Happily Single: Why celebrate Valentine’s Day when Galentine’s Day is around? These movies are perfect for a fun viewing with your friends.
Sydney White: This quirky tale of freshman Sydney White (Amanda Bynes) attempting to navigate college is particularly appropriate for this time of year. Sydney struggles to find her place in Greek life and in the student body, meeting the handsome Tyler Prince and the tyrannical Demetria Hotchkiss along the way. The plot line is formulaic and its rankings of “who’s hottest” is extremely outdated, but the movie is nevertheless still fun to watch twelve years after its release.

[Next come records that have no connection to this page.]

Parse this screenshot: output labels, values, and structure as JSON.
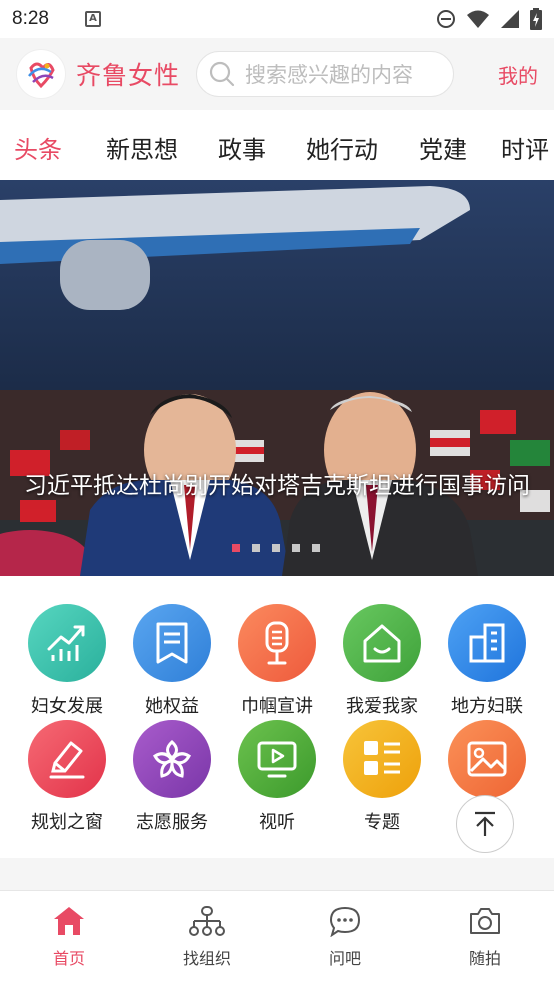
{
  "status_bar": {
    "time": "8:28",
    "notification_icon": "a-letter-icon",
    "right_icons": [
      "do-not-disturb-icon",
      "wifi-icon",
      "signal-icon",
      "battery-charging-icon"
    ]
  },
  "header": {
    "logo_icon": "qilu-women-logo",
    "brand": "齐鲁女性",
    "search_placeholder": "搜索感兴趣的内容",
    "mine_label": "我的"
  },
  "tabs": [
    {
      "label": "头条",
      "active": true
    },
    {
      "label": "新思想",
      "active": false
    },
    {
      "label": "政事",
      "active": false
    },
    {
      "label": "她行动",
      "active": false
    },
    {
      "label": "党建",
      "active": false
    },
    {
      "label": "时评",
      "active": false
    }
  ],
  "banner": {
    "caption": "习近平抵达杜尚别开始对塔吉克斯坦进行国事访问",
    "slide_count": 5,
    "active_slide": 1
  },
  "grid": [
    {
      "label": "妇女发展",
      "icon": "chart-growth-icon",
      "color": "#3cc6b0"
    },
    {
      "label": "她权益",
      "icon": "document-icon",
      "color": "#3f8fe6"
    },
    {
      "label": "巾帼宣讲",
      "icon": "microphone-icon",
      "color": "#f4734d"
    },
    {
      "label": "我爱我家",
      "icon": "home-icon",
      "color": "#52b84d"
    },
    {
      "label": "地方妇联",
      "icon": "building-icon",
      "color": "#2f84e8"
    },
    {
      "label": "规划之窗",
      "icon": "pen-edit-icon",
      "color": "#ee4e5e"
    },
    {
      "label": "志愿服务",
      "icon": "flower-icon",
      "color": "#8d45b8"
    },
    {
      "label": "视听",
      "icon": "video-play-icon",
      "color": "#55b53c"
    },
    {
      "label": "专题",
      "icon": "list-layout-icon",
      "color": "#f2b21d"
    },
    {
      "label": "",
      "icon": "picture-icon",
      "color": "#f37c45"
    }
  ],
  "bottom_nav": [
    {
      "label": "首页",
      "icon": "home-icon",
      "active": true
    },
    {
      "label": "找组织",
      "icon": "org-tree-icon",
      "active": false
    },
    {
      "label": "问吧",
      "icon": "chat-bubble-icon",
      "active": false
    },
    {
      "label": "随拍",
      "icon": "camera-icon",
      "active": false
    }
  ],
  "colors": {
    "accent": "#e84a64"
  }
}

To All the Boys I’ve Loved Before: We could all use a refresher on the charms of Peter Kavinsky. Lara Jean Covey, desperate to cover up the crush that she has on her older sister’s ex–boyfriend, agrees to enter into a “fake relationship” with Peter, who is looking to make his own ex–girlfriend jealous. While the premise of “fake dating” is just as overused a trope in romantic comedy as it is an unrealistic one, the film embraces and transcends it. The cinematography creates stunning tableaux of cherry blossom trees and Jeep rides to school, and Peter’s transparent and unabashed interest in Lara Jean from the start leaves the audience swooning. Most importantly, however, the author and producers did not whitewash the book’s Asian heroine, despite substantial pressure to do so. To All the Boys I’ve Loved Before sets a new standard for romantic comedies and is a must–see for this time of year.